Thanks, everyone, for the kind and sympathetic posts. I really, really appreciate them. It's so great to feel like I have a team of folks supporting me! A special shout out to Obernon for her offer for me to come stay with her and her newborn!
My sister and I had a good talk this morning. I was trying to give her permission to go back to MA for a few days, because that seemed like the best use of resources and the best way to meet the most people's needs, if not, perhaps, my own. But after discussing, she decided to stay! She said she wanted to prioritize my needs, and that it sounded to her like I really needed her to stay.
I was surprised to hear her decision... and also surprised to see how very relieved I felt!
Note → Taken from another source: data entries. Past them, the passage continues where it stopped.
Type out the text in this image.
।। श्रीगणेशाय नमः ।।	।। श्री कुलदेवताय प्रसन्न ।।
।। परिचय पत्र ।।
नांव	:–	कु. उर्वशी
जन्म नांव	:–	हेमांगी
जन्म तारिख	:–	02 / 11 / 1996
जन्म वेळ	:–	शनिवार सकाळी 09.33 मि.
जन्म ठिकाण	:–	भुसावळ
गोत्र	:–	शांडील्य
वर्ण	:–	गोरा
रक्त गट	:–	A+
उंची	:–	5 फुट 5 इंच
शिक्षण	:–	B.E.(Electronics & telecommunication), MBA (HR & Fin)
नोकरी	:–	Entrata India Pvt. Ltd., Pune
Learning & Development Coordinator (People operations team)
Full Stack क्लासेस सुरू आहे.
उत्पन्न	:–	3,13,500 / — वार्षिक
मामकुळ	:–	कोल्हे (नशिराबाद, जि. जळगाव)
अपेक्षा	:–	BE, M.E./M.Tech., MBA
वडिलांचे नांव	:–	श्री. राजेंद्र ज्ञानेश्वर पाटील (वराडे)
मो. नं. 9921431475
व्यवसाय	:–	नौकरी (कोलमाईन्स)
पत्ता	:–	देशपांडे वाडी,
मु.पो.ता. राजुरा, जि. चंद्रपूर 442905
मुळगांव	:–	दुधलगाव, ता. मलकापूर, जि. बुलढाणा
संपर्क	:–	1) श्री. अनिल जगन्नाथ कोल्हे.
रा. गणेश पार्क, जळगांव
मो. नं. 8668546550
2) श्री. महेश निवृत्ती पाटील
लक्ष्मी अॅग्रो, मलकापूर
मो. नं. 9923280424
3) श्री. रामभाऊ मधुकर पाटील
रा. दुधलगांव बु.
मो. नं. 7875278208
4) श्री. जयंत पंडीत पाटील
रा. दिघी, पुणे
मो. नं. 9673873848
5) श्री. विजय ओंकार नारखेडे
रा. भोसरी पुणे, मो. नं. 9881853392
I didn't know if I was negative about the idea of her leaving because I was just hormonal and also disappointed to hear from the midwife that I wasn't progressing more rapidly... and instead discovered that I was in a much better mood today, hearing this news. I guess I really was worried about going into labor with her a four and a half hour drive away.
So I'm grateful. And trying to give her space (she's hanging out in my bedroom with the better air conditioner while I catch up on email in the living room) and be as thoughtful as I can, given my pregnant state, my sometimes limited energy, and my one bedroom apartment. So, for example, when we walked in the door a few minutes ago, I practiced considerable restraint and didn't immediately try to schedule the time that we would put the decal up on the wall above the crib. Aren't I, like, a rockin' little sister?
(Yes, we, or mostly she, put up the crib yesterday! It looks sweet. Even if my bedroom looks a bit like a juvenile furniture showroom at the moment. I currently have four, count them four, specially-designed places to rest the kiddo in my bedroom alone: car seat, gliding bouncer-seat, crib, and bassinet. I am very excited to put up the decal so I can share my before-and-after photos with you all!)